市場が高止まりする原油価格に反応したことで、月曜日の金価格は1%以上下落しました。原油高は、持続的なインフレと長期にわたる高金利の見通しに対する投資家の懸念を煽っています。中東紛争と米ドル高も貴金属の重しとなりました。
Bybitのチーフ・マーケット・アナリスト、ハン・タン氏は、「米国とイランが互いの和平案を拒否し、中東紛争終結への試みが行き詰まったことで、インフレリスクが依然として市場全体の心理に重くのしかかっている」と述べました。
現物金は1%下落し1オンスあたり4,668.00ドルとなり、ニューヨーク金先物6月限は1.1%安の4,677.80ドルで引けました。ドル高により、ドル建ての金は他通貨保有者にとって割高となりました。金は52週高値の5,477.79ドルを14.7%下回る水準で取引されており、52週安値の3,182.44ドルを46.8%上回った状態を維持しており、過去1年間の顕著なボラティリティを示しています。

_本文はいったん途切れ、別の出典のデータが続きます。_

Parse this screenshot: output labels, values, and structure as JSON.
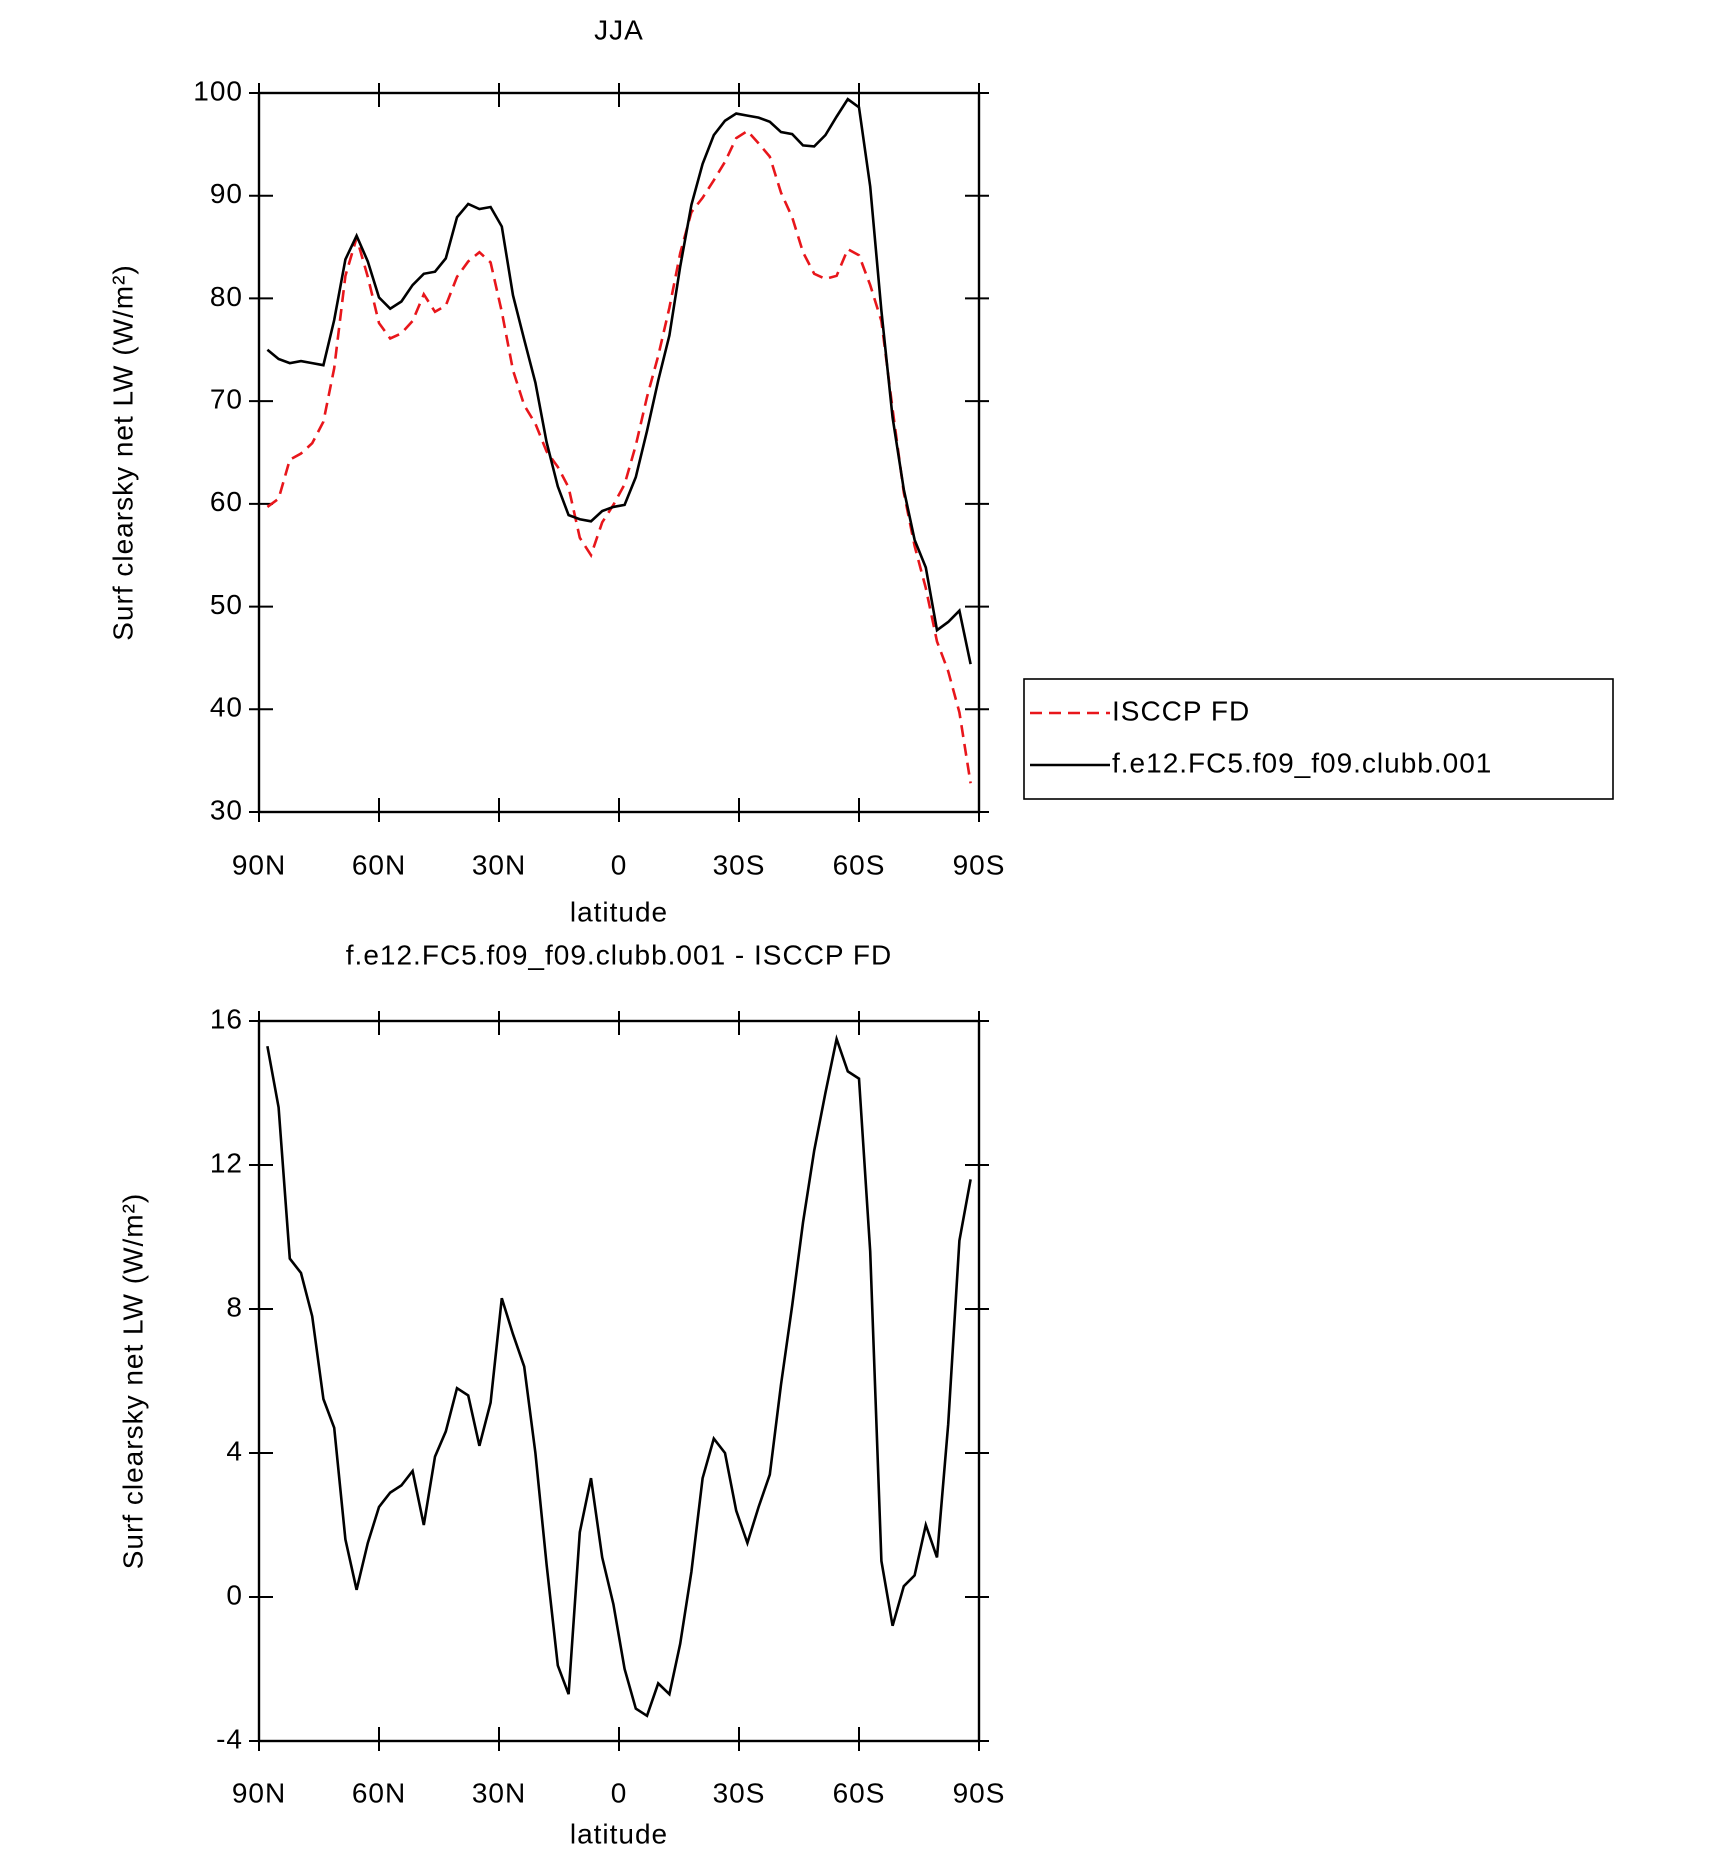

投資家は現在、連邦準備制度(FRB)の金融政策の方向性に関するさらなる手がかりを得るため、火曜日に発表される4月の米消費者物価指数(CPI)データに注目しています。タン氏は、「明日の米CPIが予想を上回れば、金はさらなる下押し圧力に直面する可能性があり、その結果、FRBは政策金利をより長期間高く維持することを余儀なくされるだろう」と付け加えました。金は伝統的にインフレヘッジ資産と見なされていますが、金利が上昇すると、利息を生まない資産である金を保有する機会費用が増加します。
この記事は情報提供のみを目的としており、投資助言を構成するものではありません。